Growth and Characterizations of Tin-Doped on Nickel-Phthalocyanine as a Novel Nanomaterial

Abstract

Tin-doped nickel phthalocyanine thin films (Sn-doped NiPc) were deposited by thermal co-evaporation method. Doping concentration of tin in NiPc was controlled via different deposition rates between metal dopent and host organic material. Properties of the thin films doped by tin in the range of 3 to 15% were characterized by atomic force microscopy (AFM), field emission scanning electron microscopy (FESEM), UV-Visible spectroscopy and X-ray photoelectron spectroscopy (XPS). Furthermore, electrical properties of Al/Sn-doped-NiPc/ITO devices i.e. charge carrier concentration and carrier mobility were characterized by current-voltage and capacitance-voltage measurements. Microscopic results show clear evidence of the morphological transition from granular structure in undoped-film to rod-liked structure in the films doped more than 5%. Moreover, surface grain size exhibits the tendency to decrease with the increase of doping concentration.
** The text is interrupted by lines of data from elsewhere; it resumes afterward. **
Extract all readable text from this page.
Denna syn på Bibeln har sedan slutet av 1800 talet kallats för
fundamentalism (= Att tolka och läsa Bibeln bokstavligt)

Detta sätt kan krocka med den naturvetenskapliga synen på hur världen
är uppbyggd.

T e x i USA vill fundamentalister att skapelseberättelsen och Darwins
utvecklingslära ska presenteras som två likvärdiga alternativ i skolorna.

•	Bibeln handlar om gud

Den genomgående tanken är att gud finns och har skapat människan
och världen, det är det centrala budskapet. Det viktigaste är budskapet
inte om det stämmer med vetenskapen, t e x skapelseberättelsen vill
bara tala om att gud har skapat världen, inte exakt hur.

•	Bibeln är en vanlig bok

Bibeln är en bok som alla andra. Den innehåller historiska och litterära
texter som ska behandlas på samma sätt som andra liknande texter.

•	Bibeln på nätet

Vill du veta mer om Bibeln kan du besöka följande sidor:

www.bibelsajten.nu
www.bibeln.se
Optical properties reveal that the packing of NiPc molecules in all doping conditions is the combination of α-phase (majority) and β-phase (minority). However, evolution of β-phase NiPc is observed with the increase of doping concentration. Photoelectron analyses indicate shift of binding energy in both Ni2p and Sn3d levels corresponding to charge transfer between nickel-core and tin dopant. In addition, the electrical properties show the enhancement of the film’s conductivity due to the increase of charge carrier concentration with the higher Sn-doping level.